The scientists also found that climate change, caused primarily by burning fossil fuels, made the total severity of Quebec’s fire season to the end of July around 50% more intense.
Fire severity reflects how difficult a fire is to suppress once it has been sparked, and is a commonly used metric to assess fire weather on monthly or longer timescales.
The scientists wanted to “understand how climate change affects us, to connect… the experience of people with the usually relatively abstract signs of climate change”, said Dr Friederike Otto, co-founder of the World Weather Attribution (WWA) group behind the analysis.
Dorothy Heinrich from the Red Cross Red Crescent Climate Centre, who was also involved in the study, said the fires had “significant direct impacts on communities, the ones that needed to be evacuated, the ones in towns that have been burned” as well as impacts further afield like air pollution.
Swirling smoke from the fires left millions of people in the US and Canada breathing unhealthy air, turned the New York sky orange, and even reached Spain.
This year’s devastating wildfire season has been Canada’s worst in history.
Already, nearly 14 million hectares have burned, an area larger than Greece and nearly double the previous record of 7.6 million hectares set in 1989.
The study, which has not been peer-reviewed but uses peer reviewed methods, focused specifically on one region in the Canadian province of Quebec, which recorded an exceptionally high number of wildfires in May and June.
Wildfires are common in Canada’s western provinces, but this year the eastern provinces of Nova Scotia, Quebec and parts of Ontario reeled from out-of-control wildfires.
More than 10,000 people were evacuated from their homes in Quebec alone.
The scientists used weather data and computer model simulations to compare the climate of the past with that of today, after about 1.2C of global warming since the late 1800s.
To assess the effect of hot and dry weather conditions between January and the end of July that drove the fires, the scientists calculated the “Cumulative Daily Severity Rating”, to conclude that seasons of this severity have been made at least seven times more likely to occur.

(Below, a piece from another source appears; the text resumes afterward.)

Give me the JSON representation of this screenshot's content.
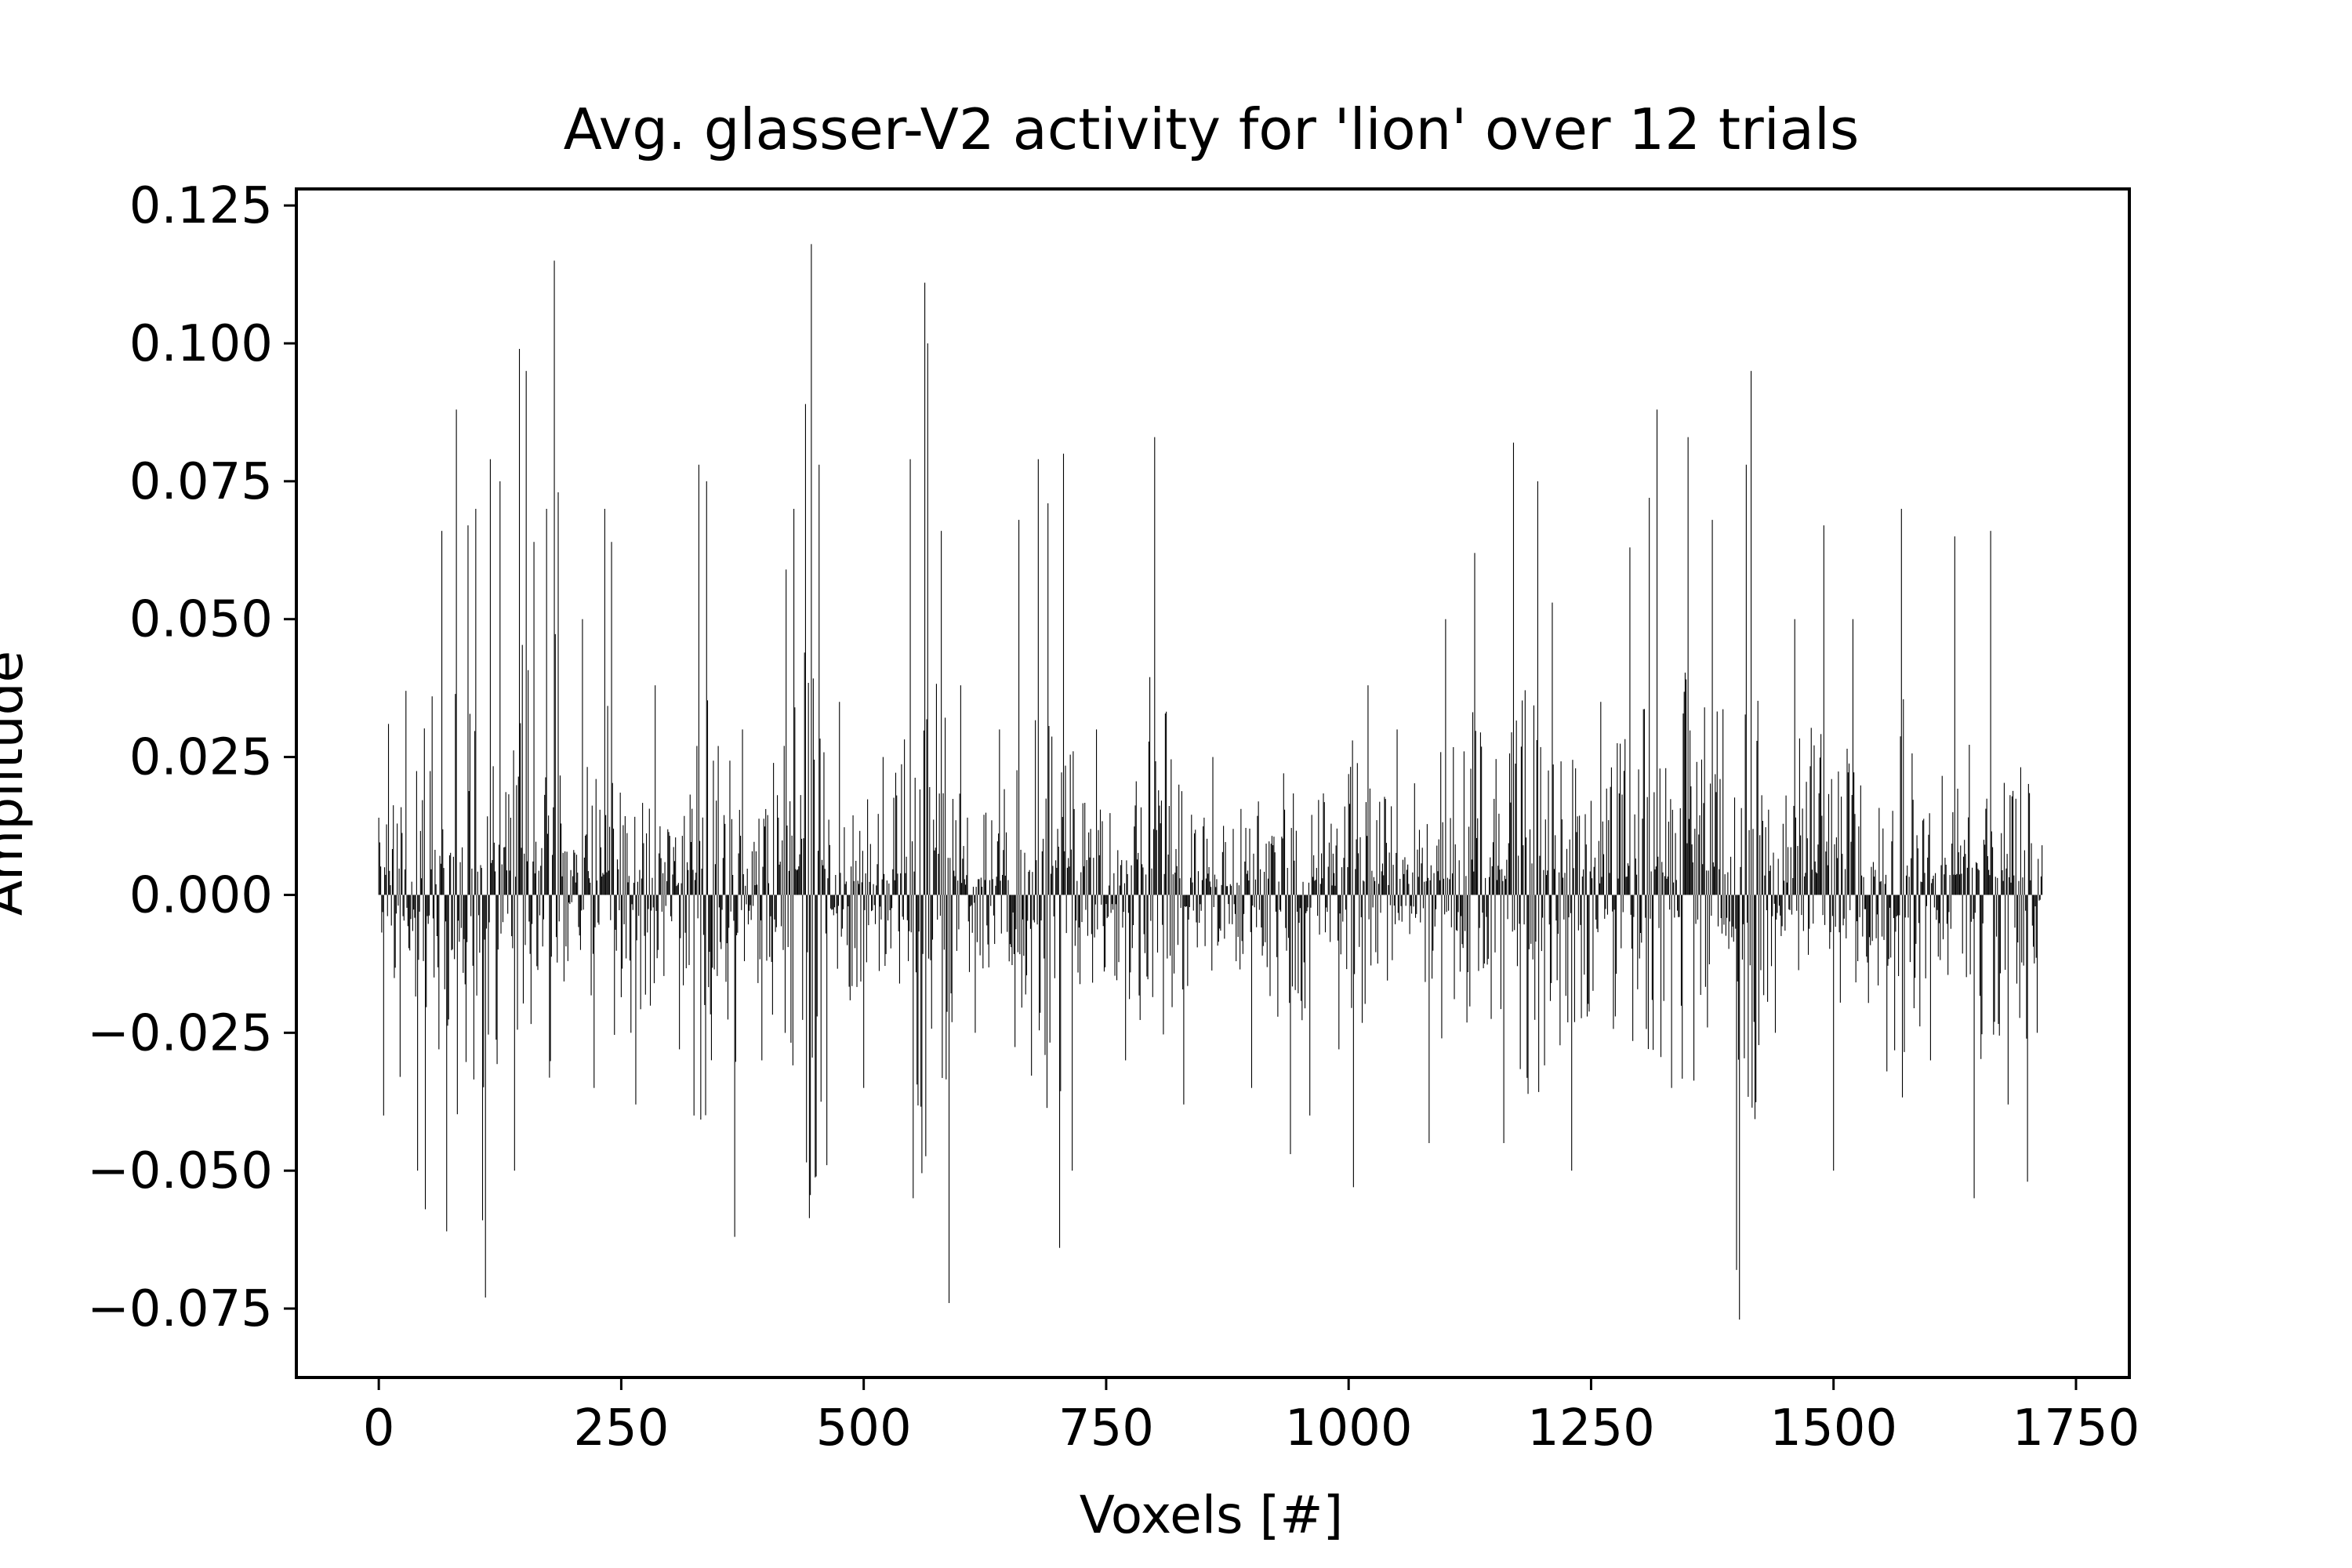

They also looked at the fire weather conditions – influenced by temperature, wind, humidity and precipitation – when they were at their peak, which is when fires spread very rapidly, and found they were made twice as likely by climate change.
They say both figures are likely underestimates, and are expected to increase if the planet continues to warm.
Dr Otto, also a senior lecturer at Imperial College London, said the key finding is climate change is a “really important driver” of the conditions that fuelled such fires.
Current policies put the world on course for around 2.4-2.7C of warming by the end of this century, according to Climate Action Tracker.
Caroline Brouillette, executive director of campaign group Climate Action Network Canada, said: “The science plainly shows that the climate crisis is making the unrelenting impacts we’ve seen this summer more frequent and more extreme, while polls show that Canadians are connecting the dots: most Canadians believe that climate change is to blame for the wildfires.”
WWA publishes its attribution studies soon after the event, rather than waiting for a roughly two-year peer-review process, in the hopes it can influence urgent policy decisions on things like relocating and rebuilding.